Empiricism
Empiricism asserts that knowledge comes primarily from sensory experience. This school of thought emphasizes the role of observation and experimentation in understanding reality.
I. Time
| Extent | Finite |
| Ontological Status | Emergent |
| Grain | Continuous |
| Freedom | Non-Deterministic |
| Traversability | Linear |
| Dimensionality | One |
| Direction | Uni-directional |
Time is emergent — it is known only through the succession of sensory impressions. Hume denied that we can observe the "flow" of time itself; we observe only the sequence of events. Time is continuous, linear, uni-directional, and finite insofar as temporal knowledge is bounded by what has been or can be observed.
II. Space
| Extent | Finite |
| Ontological Status | Emergent |
| Curvature | Flat |
| Dimensionality | Three |
| Locality | Local |
Space is emergent — it is known only through sensory experience of spatial relations among observed objects. The empiricist does not speculate about the ultimate nature of space beyond what observation reveals. It is flat, finite, local, and three-dimensional as far as ordinary experience discloses.
III. Matter
| Extent | Finite |
| Ontological Status | Emergent |
| Conservation | Conserved |
| Dimensionality | Three |
| Locality | Local |
Matter is emergent — it is known through sense experience as that which resists and presents itself to observation. The empiricist avoids metaphysical claims about matter's ultimate nature, treating it as whatever is encountered through the senses.
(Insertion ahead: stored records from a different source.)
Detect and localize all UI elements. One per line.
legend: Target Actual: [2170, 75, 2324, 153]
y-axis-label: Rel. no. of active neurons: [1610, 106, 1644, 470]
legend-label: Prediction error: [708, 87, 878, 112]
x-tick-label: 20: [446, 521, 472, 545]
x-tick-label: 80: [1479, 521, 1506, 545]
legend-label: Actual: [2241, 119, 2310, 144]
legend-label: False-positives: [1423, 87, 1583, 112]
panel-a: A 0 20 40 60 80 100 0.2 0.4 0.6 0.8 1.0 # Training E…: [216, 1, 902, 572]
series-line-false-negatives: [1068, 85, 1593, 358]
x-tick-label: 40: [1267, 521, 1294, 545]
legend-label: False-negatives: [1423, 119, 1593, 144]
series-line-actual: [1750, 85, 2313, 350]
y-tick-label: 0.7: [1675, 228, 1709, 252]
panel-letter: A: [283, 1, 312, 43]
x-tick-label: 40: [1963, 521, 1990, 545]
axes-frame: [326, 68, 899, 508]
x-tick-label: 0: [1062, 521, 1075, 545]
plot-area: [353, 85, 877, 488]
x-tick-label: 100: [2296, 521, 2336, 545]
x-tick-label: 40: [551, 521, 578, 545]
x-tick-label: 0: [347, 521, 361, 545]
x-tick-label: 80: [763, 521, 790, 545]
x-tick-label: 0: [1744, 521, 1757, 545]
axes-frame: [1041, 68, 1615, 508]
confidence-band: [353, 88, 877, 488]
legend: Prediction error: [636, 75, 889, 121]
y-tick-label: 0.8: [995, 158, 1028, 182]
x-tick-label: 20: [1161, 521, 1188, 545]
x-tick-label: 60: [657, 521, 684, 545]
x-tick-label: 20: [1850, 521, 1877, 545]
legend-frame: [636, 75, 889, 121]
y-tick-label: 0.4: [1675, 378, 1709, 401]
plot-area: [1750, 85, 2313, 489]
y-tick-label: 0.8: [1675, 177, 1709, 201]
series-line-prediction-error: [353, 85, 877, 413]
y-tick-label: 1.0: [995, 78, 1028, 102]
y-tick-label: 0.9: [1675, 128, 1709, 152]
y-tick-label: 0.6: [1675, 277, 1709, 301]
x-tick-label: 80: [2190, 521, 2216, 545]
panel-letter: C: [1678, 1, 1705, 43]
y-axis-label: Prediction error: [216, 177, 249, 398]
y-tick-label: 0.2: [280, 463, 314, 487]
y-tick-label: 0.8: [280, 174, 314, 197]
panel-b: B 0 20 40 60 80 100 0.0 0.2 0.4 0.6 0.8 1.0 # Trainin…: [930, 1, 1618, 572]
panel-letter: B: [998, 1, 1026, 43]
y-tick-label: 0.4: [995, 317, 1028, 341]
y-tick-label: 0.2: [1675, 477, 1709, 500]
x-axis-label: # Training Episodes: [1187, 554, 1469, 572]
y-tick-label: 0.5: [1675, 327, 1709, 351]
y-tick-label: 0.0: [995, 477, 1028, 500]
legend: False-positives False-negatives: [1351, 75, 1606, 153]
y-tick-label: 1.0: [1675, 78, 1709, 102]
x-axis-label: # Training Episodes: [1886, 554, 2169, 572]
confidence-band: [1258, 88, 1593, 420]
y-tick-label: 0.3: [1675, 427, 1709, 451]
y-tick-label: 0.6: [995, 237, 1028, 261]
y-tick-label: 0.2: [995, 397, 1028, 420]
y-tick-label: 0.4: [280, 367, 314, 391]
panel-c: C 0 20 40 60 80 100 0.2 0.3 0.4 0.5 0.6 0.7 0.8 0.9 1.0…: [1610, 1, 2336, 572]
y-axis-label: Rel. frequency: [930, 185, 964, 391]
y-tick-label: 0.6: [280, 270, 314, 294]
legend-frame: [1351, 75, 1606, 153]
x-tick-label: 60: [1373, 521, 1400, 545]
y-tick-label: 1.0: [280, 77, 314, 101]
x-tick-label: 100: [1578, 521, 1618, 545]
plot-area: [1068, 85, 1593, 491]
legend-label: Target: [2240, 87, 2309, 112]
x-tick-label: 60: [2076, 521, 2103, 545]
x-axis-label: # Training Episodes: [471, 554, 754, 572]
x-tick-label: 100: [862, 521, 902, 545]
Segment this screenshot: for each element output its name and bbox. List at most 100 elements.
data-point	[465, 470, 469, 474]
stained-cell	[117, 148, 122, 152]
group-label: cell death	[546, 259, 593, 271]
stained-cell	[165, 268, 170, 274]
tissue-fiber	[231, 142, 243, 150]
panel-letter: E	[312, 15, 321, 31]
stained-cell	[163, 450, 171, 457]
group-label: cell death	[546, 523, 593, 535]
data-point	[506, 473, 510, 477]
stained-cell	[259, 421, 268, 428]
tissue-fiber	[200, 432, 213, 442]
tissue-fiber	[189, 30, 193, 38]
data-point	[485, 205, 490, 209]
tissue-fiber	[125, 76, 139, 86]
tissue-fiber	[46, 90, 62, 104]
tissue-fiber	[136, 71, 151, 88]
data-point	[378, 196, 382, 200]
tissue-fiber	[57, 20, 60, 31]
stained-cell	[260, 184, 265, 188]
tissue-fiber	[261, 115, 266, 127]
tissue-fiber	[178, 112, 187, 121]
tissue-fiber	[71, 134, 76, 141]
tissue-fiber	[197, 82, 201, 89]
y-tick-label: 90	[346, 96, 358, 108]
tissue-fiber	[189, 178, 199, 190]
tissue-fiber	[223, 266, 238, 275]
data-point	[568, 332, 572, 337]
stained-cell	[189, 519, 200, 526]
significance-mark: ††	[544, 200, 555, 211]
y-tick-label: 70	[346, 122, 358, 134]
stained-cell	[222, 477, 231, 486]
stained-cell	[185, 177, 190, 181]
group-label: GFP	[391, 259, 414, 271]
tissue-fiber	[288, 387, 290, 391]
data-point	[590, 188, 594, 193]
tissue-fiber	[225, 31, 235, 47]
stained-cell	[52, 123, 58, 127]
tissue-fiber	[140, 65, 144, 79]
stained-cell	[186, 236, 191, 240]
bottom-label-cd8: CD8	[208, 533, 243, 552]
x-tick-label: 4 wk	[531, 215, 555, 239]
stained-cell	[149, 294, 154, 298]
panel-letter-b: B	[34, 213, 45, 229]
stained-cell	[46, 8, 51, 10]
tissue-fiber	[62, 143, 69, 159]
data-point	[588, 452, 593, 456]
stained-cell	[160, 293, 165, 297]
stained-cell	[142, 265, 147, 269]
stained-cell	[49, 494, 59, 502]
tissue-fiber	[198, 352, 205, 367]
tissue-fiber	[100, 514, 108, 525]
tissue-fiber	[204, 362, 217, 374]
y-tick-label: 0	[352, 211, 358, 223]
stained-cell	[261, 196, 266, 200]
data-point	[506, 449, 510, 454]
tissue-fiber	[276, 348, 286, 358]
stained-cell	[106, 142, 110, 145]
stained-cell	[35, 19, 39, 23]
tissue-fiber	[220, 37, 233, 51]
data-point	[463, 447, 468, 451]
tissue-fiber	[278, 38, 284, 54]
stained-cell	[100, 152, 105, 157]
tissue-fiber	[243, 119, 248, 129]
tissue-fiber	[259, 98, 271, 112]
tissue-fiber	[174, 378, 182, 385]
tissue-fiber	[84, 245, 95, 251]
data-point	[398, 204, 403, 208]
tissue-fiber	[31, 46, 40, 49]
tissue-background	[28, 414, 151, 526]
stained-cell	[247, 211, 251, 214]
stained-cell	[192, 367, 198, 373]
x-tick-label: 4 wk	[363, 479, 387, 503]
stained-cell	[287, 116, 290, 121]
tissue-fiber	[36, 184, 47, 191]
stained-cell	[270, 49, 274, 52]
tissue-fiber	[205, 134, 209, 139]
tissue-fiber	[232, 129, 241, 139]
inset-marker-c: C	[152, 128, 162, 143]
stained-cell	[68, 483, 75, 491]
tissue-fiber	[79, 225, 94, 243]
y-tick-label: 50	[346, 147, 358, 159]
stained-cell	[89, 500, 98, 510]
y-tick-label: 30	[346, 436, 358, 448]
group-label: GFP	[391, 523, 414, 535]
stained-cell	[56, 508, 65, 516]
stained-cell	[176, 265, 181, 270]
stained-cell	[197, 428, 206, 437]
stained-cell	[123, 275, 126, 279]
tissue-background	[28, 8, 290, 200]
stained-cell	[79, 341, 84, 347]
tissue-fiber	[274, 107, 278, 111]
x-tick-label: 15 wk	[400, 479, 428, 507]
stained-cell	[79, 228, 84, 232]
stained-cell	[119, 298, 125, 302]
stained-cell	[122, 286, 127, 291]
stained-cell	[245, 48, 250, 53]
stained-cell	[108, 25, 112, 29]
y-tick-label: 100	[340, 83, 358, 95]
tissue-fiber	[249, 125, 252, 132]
Matter is conserved and local within the bounds of observational evidence.
IV. Observer
| Time Instance | Single |
| Space Instance | Single |
| Extent of Knowledge | Immediate |
| Retainment of Knowledge | Total |
| Physicality | Embodied |
| Agency | Passive |
| Number | Plural |
V. Energy
Energy is emergent — it is a concept derived from and justified by observational evidence. Conservation holds as an empirical generalization confirmed by extensive experimental evidence. Dispersibility is irreversible as observed in thermodynamic processes.
VI. Information
Information is derived from sensory experience and accumulated through observation. Each observation adds to the accumulated store of empirical knowledge.